La ratio della decisione
Per comprendere le ragioni alla base della sentenza, occorre fare riferimento alle disposizioni europee di tutela della privacy (GDPR), contenute nel Regolamento generale sulla protezione dei dati personali. In Italia la materia è regolata dal D.Lgsl. 201 del 2018, con cui il nostro Paese si è adeguato alle indicazioni di Bruxelles. In particolare, per quanto qui rilevante, la norma prevede che il trattamento debba avvenire nell’osservanza dei principi di proporzionalità, pertinenza e non eccedenza rispetto agli scopi per i quali i dati stessi sono raccolti. Venendo a questo caso, la Corte ha confermato che la condizione di morosità rientra tra i dati personali meritevoli di tutela, secondo quanto previsto dalla legislazione italiana ed europea, poiché si tratta di dati riferibili a un soggetto determinato o determinabile. Tutto questo per dire che le informazioni in questione possono essere comunicate solo agli interessati, cioè i condòmini, ma non possono essere esposte pubblicamente in spazi a cui abbiano libero accesso persone estranee al condominio.

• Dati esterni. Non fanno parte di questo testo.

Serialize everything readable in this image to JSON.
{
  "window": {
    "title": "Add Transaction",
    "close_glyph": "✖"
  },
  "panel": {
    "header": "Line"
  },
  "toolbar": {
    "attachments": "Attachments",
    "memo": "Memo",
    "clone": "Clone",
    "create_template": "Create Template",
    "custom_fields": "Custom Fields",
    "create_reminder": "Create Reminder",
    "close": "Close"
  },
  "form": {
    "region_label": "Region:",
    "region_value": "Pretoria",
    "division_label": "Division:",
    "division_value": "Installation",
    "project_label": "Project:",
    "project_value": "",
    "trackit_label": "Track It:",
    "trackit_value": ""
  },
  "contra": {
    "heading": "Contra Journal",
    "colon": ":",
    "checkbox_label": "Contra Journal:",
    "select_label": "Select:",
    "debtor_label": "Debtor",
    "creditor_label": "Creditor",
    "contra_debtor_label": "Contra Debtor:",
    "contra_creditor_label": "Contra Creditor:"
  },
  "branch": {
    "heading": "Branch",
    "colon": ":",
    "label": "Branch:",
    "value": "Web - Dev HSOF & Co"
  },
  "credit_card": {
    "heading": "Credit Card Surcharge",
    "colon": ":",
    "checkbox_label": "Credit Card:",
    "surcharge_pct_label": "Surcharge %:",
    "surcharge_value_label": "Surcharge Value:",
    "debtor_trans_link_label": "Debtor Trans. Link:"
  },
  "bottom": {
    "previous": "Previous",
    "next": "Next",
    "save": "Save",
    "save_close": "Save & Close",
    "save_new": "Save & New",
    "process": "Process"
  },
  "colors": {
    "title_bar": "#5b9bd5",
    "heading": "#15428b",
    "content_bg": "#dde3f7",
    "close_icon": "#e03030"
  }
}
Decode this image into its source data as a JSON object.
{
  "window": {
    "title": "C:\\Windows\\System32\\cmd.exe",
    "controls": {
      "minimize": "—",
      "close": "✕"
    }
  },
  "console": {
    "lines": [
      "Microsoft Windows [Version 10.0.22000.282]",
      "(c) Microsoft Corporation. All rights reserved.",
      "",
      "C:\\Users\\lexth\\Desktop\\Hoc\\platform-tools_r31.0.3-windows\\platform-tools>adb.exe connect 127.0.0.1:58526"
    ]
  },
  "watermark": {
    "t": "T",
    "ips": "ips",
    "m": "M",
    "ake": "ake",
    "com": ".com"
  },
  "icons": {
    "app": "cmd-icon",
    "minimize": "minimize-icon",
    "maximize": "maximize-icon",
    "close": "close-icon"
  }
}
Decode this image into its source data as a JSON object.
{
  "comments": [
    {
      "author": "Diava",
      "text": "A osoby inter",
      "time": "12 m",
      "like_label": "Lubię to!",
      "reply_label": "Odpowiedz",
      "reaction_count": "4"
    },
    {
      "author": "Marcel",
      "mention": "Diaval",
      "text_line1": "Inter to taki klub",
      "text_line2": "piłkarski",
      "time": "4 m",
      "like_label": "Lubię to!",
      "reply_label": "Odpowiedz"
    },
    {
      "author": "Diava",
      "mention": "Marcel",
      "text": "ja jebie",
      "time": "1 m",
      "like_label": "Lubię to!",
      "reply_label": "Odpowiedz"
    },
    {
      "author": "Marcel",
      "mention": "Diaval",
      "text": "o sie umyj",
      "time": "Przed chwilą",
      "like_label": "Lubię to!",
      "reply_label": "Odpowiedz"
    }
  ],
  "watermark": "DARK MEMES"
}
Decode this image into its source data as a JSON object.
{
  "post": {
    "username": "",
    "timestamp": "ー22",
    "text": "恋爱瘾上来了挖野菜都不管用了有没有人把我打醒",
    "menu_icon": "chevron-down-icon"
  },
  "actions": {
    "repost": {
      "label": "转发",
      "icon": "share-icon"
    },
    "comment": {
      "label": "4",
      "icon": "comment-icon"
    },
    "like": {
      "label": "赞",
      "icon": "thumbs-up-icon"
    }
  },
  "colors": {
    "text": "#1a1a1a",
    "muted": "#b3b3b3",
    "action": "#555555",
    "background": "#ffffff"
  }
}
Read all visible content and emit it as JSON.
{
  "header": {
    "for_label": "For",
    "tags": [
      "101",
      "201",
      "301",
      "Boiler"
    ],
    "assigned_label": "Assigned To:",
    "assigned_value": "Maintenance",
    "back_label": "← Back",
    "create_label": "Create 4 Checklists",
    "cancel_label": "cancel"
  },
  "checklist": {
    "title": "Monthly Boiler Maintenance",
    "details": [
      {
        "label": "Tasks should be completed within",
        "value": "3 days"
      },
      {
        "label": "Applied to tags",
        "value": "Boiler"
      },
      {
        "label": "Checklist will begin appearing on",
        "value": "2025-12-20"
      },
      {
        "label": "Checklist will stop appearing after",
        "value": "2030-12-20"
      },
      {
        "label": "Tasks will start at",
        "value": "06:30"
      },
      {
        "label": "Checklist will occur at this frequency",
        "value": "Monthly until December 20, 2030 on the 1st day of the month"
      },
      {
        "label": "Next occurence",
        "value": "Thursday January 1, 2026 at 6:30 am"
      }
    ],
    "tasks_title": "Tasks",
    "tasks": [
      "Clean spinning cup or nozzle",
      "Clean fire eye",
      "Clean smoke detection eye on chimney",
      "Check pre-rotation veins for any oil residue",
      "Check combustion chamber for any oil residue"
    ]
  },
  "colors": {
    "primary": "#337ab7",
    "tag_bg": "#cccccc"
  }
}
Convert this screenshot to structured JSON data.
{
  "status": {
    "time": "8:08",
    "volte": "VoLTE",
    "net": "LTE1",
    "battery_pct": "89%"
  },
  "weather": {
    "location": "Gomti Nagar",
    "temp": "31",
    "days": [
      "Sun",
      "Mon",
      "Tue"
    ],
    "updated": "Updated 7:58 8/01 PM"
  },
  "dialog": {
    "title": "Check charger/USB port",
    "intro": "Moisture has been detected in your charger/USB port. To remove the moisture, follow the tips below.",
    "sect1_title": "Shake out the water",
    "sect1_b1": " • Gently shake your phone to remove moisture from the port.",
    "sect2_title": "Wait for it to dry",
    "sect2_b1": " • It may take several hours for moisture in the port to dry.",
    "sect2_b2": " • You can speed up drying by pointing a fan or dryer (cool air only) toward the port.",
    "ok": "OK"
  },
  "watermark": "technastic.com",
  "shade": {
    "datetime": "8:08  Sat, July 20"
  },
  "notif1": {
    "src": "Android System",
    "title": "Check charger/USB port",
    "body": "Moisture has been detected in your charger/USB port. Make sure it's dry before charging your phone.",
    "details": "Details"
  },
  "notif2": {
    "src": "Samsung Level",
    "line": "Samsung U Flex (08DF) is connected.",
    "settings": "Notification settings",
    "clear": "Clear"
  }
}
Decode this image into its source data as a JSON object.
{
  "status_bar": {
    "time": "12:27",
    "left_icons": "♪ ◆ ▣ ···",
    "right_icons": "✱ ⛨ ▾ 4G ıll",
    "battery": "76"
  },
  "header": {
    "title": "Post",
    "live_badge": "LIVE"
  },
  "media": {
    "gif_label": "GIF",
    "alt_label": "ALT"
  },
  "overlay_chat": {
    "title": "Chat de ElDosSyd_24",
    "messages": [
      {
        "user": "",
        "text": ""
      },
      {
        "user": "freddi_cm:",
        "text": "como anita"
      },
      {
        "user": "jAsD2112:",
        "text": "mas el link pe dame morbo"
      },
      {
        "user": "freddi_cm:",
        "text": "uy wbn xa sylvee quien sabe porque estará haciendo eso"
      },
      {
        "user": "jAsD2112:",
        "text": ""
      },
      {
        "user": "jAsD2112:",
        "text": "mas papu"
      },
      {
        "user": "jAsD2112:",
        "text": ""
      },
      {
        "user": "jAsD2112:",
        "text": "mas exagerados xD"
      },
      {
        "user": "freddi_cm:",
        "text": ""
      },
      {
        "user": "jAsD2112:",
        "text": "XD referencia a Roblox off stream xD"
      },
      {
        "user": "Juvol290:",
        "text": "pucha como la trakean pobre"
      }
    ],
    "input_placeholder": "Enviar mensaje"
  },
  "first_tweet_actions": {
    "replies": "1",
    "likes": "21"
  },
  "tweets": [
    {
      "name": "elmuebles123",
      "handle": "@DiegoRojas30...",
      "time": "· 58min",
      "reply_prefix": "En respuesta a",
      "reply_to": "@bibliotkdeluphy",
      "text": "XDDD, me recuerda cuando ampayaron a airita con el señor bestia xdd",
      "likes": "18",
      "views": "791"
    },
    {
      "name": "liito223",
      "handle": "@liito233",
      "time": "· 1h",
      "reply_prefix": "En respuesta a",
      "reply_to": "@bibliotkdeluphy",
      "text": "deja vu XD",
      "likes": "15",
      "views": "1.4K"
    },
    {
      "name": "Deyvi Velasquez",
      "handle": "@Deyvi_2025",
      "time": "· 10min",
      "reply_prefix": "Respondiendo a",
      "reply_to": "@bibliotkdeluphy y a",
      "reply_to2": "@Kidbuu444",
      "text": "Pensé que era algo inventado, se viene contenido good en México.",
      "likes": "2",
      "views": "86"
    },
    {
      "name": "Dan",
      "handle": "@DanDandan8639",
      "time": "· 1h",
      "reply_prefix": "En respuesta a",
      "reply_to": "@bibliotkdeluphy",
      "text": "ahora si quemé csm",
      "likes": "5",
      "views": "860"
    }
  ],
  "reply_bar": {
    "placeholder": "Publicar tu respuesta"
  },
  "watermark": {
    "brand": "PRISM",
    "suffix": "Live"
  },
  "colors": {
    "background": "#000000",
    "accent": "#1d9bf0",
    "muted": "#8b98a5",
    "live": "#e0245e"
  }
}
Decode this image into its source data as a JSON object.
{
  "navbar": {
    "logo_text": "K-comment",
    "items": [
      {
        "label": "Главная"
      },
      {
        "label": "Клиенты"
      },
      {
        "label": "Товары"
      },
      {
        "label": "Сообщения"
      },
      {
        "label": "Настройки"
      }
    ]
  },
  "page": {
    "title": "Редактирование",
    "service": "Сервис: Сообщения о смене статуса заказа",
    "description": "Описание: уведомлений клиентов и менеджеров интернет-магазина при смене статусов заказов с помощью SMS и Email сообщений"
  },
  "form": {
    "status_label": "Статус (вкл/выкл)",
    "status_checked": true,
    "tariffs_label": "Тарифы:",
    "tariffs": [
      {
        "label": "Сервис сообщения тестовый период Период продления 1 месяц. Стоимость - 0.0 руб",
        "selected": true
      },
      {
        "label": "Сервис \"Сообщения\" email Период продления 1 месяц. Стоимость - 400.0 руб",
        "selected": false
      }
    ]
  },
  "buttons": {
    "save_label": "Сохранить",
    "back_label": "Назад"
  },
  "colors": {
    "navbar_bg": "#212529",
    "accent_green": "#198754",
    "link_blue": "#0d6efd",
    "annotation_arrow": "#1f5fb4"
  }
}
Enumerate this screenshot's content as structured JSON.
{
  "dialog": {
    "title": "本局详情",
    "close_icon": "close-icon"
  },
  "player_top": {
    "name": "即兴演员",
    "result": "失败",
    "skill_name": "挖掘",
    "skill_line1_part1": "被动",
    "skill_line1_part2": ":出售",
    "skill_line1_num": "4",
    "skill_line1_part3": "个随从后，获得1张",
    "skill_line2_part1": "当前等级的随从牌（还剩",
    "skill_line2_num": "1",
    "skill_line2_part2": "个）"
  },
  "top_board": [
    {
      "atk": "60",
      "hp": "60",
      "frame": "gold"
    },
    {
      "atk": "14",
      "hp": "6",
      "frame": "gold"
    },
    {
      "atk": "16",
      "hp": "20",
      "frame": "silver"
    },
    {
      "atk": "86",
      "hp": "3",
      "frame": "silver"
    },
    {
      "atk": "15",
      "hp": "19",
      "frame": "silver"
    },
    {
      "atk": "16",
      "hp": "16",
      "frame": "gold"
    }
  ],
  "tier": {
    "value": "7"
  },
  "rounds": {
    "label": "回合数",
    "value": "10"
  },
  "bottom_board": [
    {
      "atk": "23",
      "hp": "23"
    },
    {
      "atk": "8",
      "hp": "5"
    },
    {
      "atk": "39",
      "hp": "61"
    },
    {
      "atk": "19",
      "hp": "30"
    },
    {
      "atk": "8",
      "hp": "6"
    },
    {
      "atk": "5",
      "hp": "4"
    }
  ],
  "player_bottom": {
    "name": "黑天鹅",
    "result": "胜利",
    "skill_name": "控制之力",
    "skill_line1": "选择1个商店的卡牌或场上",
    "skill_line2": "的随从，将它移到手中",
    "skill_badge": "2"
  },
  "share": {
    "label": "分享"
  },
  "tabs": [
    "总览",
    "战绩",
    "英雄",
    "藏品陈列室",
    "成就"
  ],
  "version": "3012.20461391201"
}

Conseguenze della sentenza
Alla luce di quanto affermato dalla Cassazione non solo non è necessario, ma è dunque vietato, esporre alla conoscenza di chiunque frequenti gli spazi comuni lo stato di morosità dei singoli condòmini. Un bilanciamento tra le due contrapposte esigenze di trasparenza e dovere di comunicazione dell’amministratore da una parte, e tutela della privacy dall’altra, è comunque possibile. L’amministratore può infatti assolvere i propri compiti comunicando lo stato di solvibilità dei singoli condòmini in sede di assemblea e attraverso il rendiconto annuale.